Formal Verification Types in TypeScript

Formal verification aims to mathematically prove the correctness of code. This challenge asks you to create a system of TypeScript types that allow you to express and enforce certain invariants and preconditions/postconditions on functions, essentially creating a basic form of formal verification within the TypeScript type system. This is useful for catching errors at compile time rather than runtime, improving code reliability.

Problem Description

You need to design and implement a system of TypeScript types that allows you to define and enforce simple preconditions and postconditions on functions. The core of this system will involve creating custom types that represent these conditions and then using them to annotate functions.

Specifically, you need to create the following:

1. Precondition<T, Condition>: A type that takes a type T (the function's argument type) and a Condition type (representing the precondition). When applied to a function, it should ensure that the function's argument satisfies the Condition.

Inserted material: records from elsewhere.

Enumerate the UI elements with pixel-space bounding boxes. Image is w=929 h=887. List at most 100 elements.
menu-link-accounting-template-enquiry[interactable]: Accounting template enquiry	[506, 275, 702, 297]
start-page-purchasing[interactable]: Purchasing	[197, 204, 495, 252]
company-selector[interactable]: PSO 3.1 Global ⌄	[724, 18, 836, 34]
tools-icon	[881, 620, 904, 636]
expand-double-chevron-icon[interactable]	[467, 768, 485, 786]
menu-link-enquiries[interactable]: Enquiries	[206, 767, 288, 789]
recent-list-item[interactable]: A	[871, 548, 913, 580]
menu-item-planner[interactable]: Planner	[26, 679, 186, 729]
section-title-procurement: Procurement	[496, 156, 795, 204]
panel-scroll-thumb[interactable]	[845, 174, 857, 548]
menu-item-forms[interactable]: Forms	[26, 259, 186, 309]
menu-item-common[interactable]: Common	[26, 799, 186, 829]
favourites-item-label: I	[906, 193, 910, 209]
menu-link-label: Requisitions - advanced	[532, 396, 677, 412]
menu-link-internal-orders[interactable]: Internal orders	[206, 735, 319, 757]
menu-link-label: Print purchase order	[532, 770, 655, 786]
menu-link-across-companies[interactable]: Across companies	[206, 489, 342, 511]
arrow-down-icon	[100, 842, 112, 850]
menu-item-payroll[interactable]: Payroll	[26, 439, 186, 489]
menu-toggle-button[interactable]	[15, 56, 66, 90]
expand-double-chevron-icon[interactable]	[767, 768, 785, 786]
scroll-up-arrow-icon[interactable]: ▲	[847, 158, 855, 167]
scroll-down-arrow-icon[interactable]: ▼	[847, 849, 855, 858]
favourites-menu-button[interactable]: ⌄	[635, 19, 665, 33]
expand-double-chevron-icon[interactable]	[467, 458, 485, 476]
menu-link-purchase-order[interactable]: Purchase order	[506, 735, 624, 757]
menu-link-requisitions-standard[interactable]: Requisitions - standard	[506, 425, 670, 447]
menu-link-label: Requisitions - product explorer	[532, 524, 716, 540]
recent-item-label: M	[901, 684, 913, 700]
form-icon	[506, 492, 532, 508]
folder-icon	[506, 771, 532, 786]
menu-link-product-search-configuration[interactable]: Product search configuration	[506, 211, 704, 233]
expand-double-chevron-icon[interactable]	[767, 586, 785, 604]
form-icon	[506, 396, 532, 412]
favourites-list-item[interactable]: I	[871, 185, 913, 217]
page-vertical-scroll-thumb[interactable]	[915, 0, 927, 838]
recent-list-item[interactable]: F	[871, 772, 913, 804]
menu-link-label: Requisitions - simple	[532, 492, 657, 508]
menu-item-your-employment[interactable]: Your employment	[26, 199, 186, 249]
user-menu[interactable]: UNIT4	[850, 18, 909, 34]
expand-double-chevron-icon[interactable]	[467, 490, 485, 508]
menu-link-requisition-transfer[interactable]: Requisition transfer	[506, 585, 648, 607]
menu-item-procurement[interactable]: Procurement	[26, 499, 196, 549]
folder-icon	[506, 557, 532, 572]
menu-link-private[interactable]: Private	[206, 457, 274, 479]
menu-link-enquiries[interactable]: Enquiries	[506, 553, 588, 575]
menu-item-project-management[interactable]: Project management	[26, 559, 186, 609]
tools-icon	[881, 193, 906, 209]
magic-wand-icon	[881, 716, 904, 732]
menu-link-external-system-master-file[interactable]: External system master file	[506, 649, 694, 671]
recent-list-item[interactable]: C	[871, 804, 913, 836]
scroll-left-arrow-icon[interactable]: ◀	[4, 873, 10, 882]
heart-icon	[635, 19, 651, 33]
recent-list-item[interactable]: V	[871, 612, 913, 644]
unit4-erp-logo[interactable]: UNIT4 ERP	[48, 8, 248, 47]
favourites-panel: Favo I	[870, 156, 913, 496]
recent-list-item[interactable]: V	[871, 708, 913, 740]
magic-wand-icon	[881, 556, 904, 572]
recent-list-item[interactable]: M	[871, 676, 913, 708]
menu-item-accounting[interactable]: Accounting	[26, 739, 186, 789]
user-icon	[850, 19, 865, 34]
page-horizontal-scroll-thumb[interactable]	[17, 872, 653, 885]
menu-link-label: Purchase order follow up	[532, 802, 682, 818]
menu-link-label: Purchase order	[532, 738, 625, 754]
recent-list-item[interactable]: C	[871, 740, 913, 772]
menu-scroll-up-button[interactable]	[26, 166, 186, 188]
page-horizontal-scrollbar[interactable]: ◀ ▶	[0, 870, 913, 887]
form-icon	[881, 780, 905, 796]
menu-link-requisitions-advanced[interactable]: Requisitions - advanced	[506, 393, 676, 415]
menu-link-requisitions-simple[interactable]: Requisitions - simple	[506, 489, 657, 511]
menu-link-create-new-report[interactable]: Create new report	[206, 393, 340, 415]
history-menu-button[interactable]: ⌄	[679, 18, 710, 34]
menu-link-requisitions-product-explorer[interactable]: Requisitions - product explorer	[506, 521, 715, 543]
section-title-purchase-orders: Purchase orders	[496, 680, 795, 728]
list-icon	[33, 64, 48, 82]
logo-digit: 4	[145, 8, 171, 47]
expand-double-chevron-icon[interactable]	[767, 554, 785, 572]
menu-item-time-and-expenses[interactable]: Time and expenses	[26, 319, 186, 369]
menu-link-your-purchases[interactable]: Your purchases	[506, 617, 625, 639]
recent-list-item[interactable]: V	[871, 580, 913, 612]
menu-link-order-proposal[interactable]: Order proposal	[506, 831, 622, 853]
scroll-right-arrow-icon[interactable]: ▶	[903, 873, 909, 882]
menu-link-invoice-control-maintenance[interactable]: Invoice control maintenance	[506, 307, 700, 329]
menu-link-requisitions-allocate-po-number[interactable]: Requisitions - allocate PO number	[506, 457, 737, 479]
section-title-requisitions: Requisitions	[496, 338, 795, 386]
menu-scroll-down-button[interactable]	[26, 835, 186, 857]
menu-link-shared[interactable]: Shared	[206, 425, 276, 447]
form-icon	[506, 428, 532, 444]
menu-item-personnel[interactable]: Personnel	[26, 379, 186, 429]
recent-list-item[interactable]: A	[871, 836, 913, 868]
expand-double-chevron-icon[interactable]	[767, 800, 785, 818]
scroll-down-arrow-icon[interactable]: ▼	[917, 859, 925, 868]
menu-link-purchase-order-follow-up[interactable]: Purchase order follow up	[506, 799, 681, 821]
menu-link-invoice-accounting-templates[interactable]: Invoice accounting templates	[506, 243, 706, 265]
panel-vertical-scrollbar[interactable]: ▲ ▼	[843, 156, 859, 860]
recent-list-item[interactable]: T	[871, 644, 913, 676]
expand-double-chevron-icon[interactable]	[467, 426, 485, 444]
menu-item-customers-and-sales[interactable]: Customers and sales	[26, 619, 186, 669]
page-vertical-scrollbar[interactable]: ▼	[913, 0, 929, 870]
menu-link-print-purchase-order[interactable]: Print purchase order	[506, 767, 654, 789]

2. Postcondition<T, R, Condition>: A type that takes a type T (the function's argument type), a type R (the function's return type), and a Condition type (representing the postcondition). When applied to a function, it should ensure that the function's return value satisfies the Condition.

3. Condition: This is an interface that defines the structure for representing preconditions and postconditions. For simplicity, start with a single type of condition: a type that checks if a value is greater than or equal to a given number. Define GreaterThanOrEqual<T, N> as a condition type where T is the type of the value being checked and N is the number to compare against.

4. verify<T, R, Condition>(func: (...args: T[]) => R, condition: Condition): A utility function that takes a function, its argument types, its return type, and a Condition type. This function should not actually perform runtime checks. Instead, it should return a type that represents the function with the precondition/postcondition applied. The return type should be a function with the same signature as the input function. This function is primarily for type checking.

Expected Behavior:

The TypeScript compiler should issue type errors if a function annotated with a precondition or postcondition violates that condition. The runtime behavior of the function should remain unchanged (no runtime checks are performed).

Edge Cases to Consider:

• Functions with multiple arguments. (Start with single argument functions for simplicity).
• Functions with no arguments.
• Functions with no return value (void).
• The Condition type should be extensible to support other types of checks in the future.

Examples

Example 1:

// Condition: Value must be greater than or equal to 5
type GreaterThanOrEqual<T, N extends number> = T extends { value: number } ? (T['value'] >= N) : false;

// Precondition: Argument 'x' must be greater than or equal to 5
type Precondition<T, Condition> = Condition extends true ? T : never;

// Postcondition: Return value must be greater than or equal to 10
type Postcondition<T, R, Condition> = Condition extends true ? R : never;

interface MyType {
    value: number;
}

function addFive(x: MyType): number {
    return x.value + 5;
}

// Applying precondition and postcondition
type VerifiedAddFive = Precondition<MyType, GreaterThanOrEqual<MyType, 5>> & Postcondition<number, number, GreaterThanOrEqual<number, 10>>;

const verifiedAdd = verify<MyType, number, GreaterThanOrEqual<MyType, 5> & GreaterThanOrEqual<number, 10>>(addFive, MyType, number);

// This will cause a type error because the return value might not be >= 10
// const invalidAdd = verify<MyType, number, GreaterThanOrEqual<MyType, 5> & GreaterThanOrEqual<number, 10>>(addFive, MyType, number);

Example 2:

function double(x: number): number {
    return x * 2;
}

// Precondition: x must be >= 0
type PreconditionDouble = Precondition<number, GreaterThanOrEqual<number, 0>>;

const verifiedDouble = verify<number, number, GreaterThanOrEqual<number, 0>>(double, number, number);

Example 3: (Edge Case - Void Return)

function printValue(x: number): void {
    console.log(x);
}

// Precondition: x must be positive
type PreconditionPrint = Precondition<number, GreaterThanOrEqual<number, 0>>;

const verifiedPrint = verify<number, void, GreaterThanOrEqual<number, 0>>(printValue, number, void);

Constraints

• TypeScript Version: Use TypeScript 4.0 or later.
• Condition Types: Initially, only implement GreaterThanOrEqual. The design should be extensible to other condition types.
• No Runtime Checks: The solution must not include any runtime checks. The focus is on static type checking.
• Single Argument Functions: For the initial implementation, focus on functions that take a single argument.
• Performance: Performance is not a primary concern for this challenge. Focus on correctness and clarity.

Notes

• This is a simplified model of formal verification. Real-world formal verification tools are significantly more complex.
• The verify function's primary purpose is to enable type checking. It doesn't need to perform any actual verification logic.
• Consider how you can make the Condition type extensible to support different types of checks in the future. Think about using generics and conditional types effectively.
• The use of intersection types (&) will be crucial for combining preconditions and postconditions.
• The never type can be useful for representing invalid conditions.